The next tree was mine of course. A 15-20 year old nursery stock Kiyohime Japanese Maple. He swears that I'm crazy for picking up this tree. Because of the following reasons: branches are brittle, weak vertical grower, and slow growing. He was amazed to see the branch growth then noticed the escaped taproots at the bottom of the can. He suggested to restart all the branches and drastic cut all the branches to basic structure for this tree. Or I would never development a descent bonsai if I continued to use the current branch structure as my foundation.

The last tree of the night came down to Gus. He brought in an old Chinese Elm tree, that he picked up from Barry last year. Sean quickly asked Gus what was your plan. Gus said he wanted to heal for one huge wound and develop a medium size tree. Sean suggested for Gus to air layer the top of the tree off and make a convincing bonsai. The wound heal would probably take too long and current trunk line would disappear if he followed that path.
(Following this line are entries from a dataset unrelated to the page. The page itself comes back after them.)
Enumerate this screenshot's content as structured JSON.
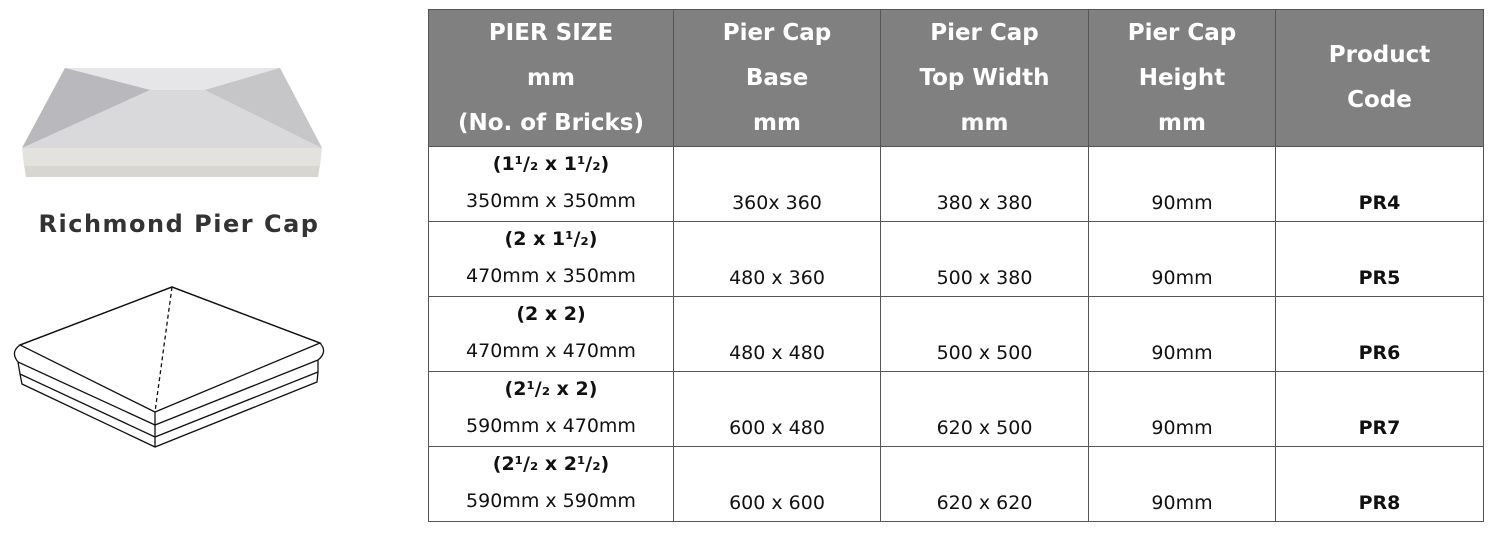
{
  "product": {
    "title": "Richmond Pier Cap"
  },
  "table": {
    "headers": [
      [
        "PIER SIZE",
        "mm",
        "(No. of Bricks)"
      ],
      [
        "Pier Cap",
        "Base",
        "mm"
      ],
      [
        "Pier Cap",
        "Top Width",
        "mm"
      ],
      [
        "Pier Cap",
        "Height",
        "mm"
      ],
      [
        "Product",
        "Code"
      ]
    ],
    "rows": [
      [
        "(1¹/₂ x 1¹/₂)",
        "350mm x 350mm",
        "360x 360",
        "380 x 380",
        "90mm",
        "PR4"
      ],
      [
        "(2 x 1¹/₂)",
        "470mm x 350mm",
        "480 x 360",
        "500 x 380",
        "90mm",
        "PR5"
      ],
      [
        "(2 x 2)",
        "470mm x 470mm",
        "480 x 480",
        "500 x 500",
        "90mm",
        "PR6"
      ],
      [
        "(2¹/₂ x 2)",
        "590mm x 470mm",
        "600 x 480",
        "620 x 500",
        "90mm",
        "PR7"
      ],
      [
        "(2¹/₂ x 2¹/₂)",
        "590mm x 590mm",
        "600 x 600",
        "620 x 620",
        "90mm",
        "PR8"
      ]
    ]
  }
}
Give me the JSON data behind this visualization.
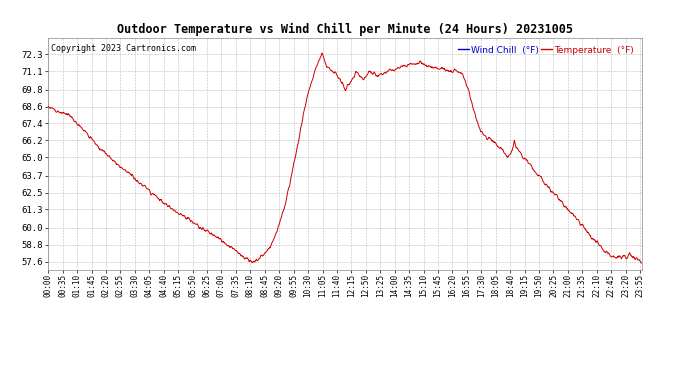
{
  "title": "Outdoor Temperature vs Wind Chill per Minute (24 Hours) 20231005",
  "copyright": "Copyright 2023 Cartronics.com",
  "legend_wind_chill": "Wind Chill  (°F)",
  "legend_temperature": "Temperature  (°F)",
  "line_color": "#cc0000",
  "wind_chill_color": "#0000cc",
  "temperature_color": "#cc0000",
  "background_color": "#ffffff",
  "grid_color": "#bbbbbb",
  "yticks": [
    57.6,
    58.8,
    60.0,
    61.3,
    62.5,
    63.7,
    65.0,
    66.2,
    67.4,
    68.6,
    69.8,
    71.1,
    72.3
  ],
  "ymin": 57.0,
  "ymax": 73.5,
  "x_tick_interval": 35,
  "keypoints": [
    [
      0,
      68.6
    ],
    [
      50,
      68.0
    ],
    [
      70,
      67.4
    ],
    [
      100,
      66.5
    ],
    [
      120,
      65.8
    ],
    [
      150,
      65.0
    ],
    [
      180,
      64.2
    ],
    [
      210,
      63.5
    ],
    [
      240,
      62.8
    ],
    [
      270,
      62.0
    ],
    [
      300,
      61.3
    ],
    [
      330,
      60.8
    ],
    [
      355,
      60.3
    ],
    [
      370,
      60.0
    ],
    [
      390,
      59.7
    ],
    [
      410,
      59.3
    ],
    [
      430,
      58.9
    ],
    [
      450,
      58.5
    ],
    [
      465,
      58.2
    ],
    [
      475,
      57.9
    ],
    [
      490,
      57.7
    ],
    [
      495,
      57.6
    ],
    [
      510,
      57.8
    ],
    [
      525,
      58.2
    ],
    [
      540,
      58.8
    ],
    [
      555,
      59.8
    ],
    [
      570,
      61.2
    ],
    [
      585,
      63.0
    ],
    [
      600,
      65.2
    ],
    [
      615,
      67.5
    ],
    [
      630,
      69.5
    ],
    [
      645,
      71.0
    ],
    [
      655,
      71.8
    ],
    [
      660,
      72.1
    ],
    [
      663,
      72.3
    ],
    [
      668,
      72.0
    ],
    [
      675,
      71.5
    ],
    [
      685,
      71.2
    ],
    [
      695,
      71.0
    ],
    [
      705,
      70.5
    ],
    [
      715,
      70.2
    ],
    [
      720,
      69.8
    ],
    [
      725,
      70.0
    ],
    [
      730,
      70.3
    ],
    [
      735,
      70.5
    ],
    [
      740,
      70.7
    ],
    [
      745,
      70.9
    ],
    [
      750,
      71.0
    ],
    [
      755,
      70.8
    ],
    [
      760,
      70.6
    ],
    [
      765,
      70.5
    ],
    [
      770,
      70.7
    ],
    [
      775,
      71.0
    ],
    [
      780,
      71.1
    ],
    [
      790,
      71.0
    ],
    [
      800,
      70.8
    ],
    [
      810,
      70.9
    ],
    [
      820,
      71.1
    ],
    [
      830,
      71.2
    ],
    [
      840,
      71.3
    ],
    [
      855,
      71.4
    ],
    [
      870,
      71.5
    ],
    [
      885,
      71.6
    ],
    [
      900,
      71.7
    ],
    [
      915,
      71.5
    ],
    [
      930,
      71.4
    ],
    [
      945,
      71.3
    ],
    [
      960,
      71.2
    ],
    [
      970,
      71.1
    ],
    [
      975,
      71.15
    ],
    [
      980,
      71.1
    ],
    [
      985,
      71.2
    ],
    [
      990,
      71.1
    ],
    [
      1000,
      71.0
    ],
    [
      1010,
      70.5
    ],
    [
      1020,
      69.8
    ],
    [
      1030,
      68.5
    ],
    [
      1040,
      67.5
    ],
    [
      1050,
      66.8
    ],
    [
      1060,
      66.5
    ],
    [
      1070,
      66.3
    ],
    [
      1080,
      66.2
    ],
    [
      1090,
      65.8
    ],
    [
      1100,
      65.5
    ],
    [
      1110,
      65.2
    ],
    [
      1115,
      65.0
    ],
    [
      1120,
      65.2
    ],
    [
      1125,
      65.5
    ],
    [
      1130,
      66.2
    ],
    [
      1135,
      65.8
    ],
    [
      1140,
      65.5
    ],
    [
      1145,
      65.2
    ],
    [
      1150,
      65.0
    ],
    [
      1160,
      64.8
    ],
    [
      1170,
      64.5
    ],
    [
      1180,
      64.0
    ],
    [
      1190,
      63.7
    ],
    [
      1200,
      63.3
    ],
    [
      1215,
      62.8
    ],
    [
      1230,
      62.3
    ],
    [
      1245,
      61.8
    ],
    [
      1260,
      61.3
    ],
    [
      1275,
      60.8
    ],
    [
      1290,
      60.3
    ],
    [
      1305,
      59.8
    ],
    [
      1320,
      59.2
    ],
    [
      1335,
      58.8
    ],
    [
      1350,
      58.4
    ],
    [
      1365,
      58.0
    ],
    [
      1380,
      57.9
    ],
    [
      1390,
      57.9
    ],
    [
      1400,
      57.9
    ],
    [
      1405,
      58.0
    ],
    [
      1410,
      58.1
    ],
    [
      1415,
      58.0
    ],
    [
      1420,
      57.9
    ],
    [
      1425,
      57.8
    ],
    [
      1430,
      57.7
    ],
    [
      1435,
      57.65
    ],
    [
      1439,
      57.6
    ]
  ]
}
The final person was Lindsay. Lindsay took advantage of Sean's expertise in woodwork asking suggestion for a daiza for this stone. Sean recommended a rounded bottom daiza to stop the eye from seeing the cut flat bottom stone. Having a daiza will help with an illusion that the stone is not flat and stop the eye from just following that line.

Sean went up to chalkboard to illustrate this idea by comparing a flat bottom daiza and a round bottom daiza. It is pretty clear to me that a rounded bottom daiza with rim that follows the natural shape of the rim helps define this stone that a flat design hands down.

Thank you Sean for your help tonight. I hope to see you again at the next convention making some awesome root stands! That's all folks for tonight. Our next meeting will feature our very own Tom Vuong!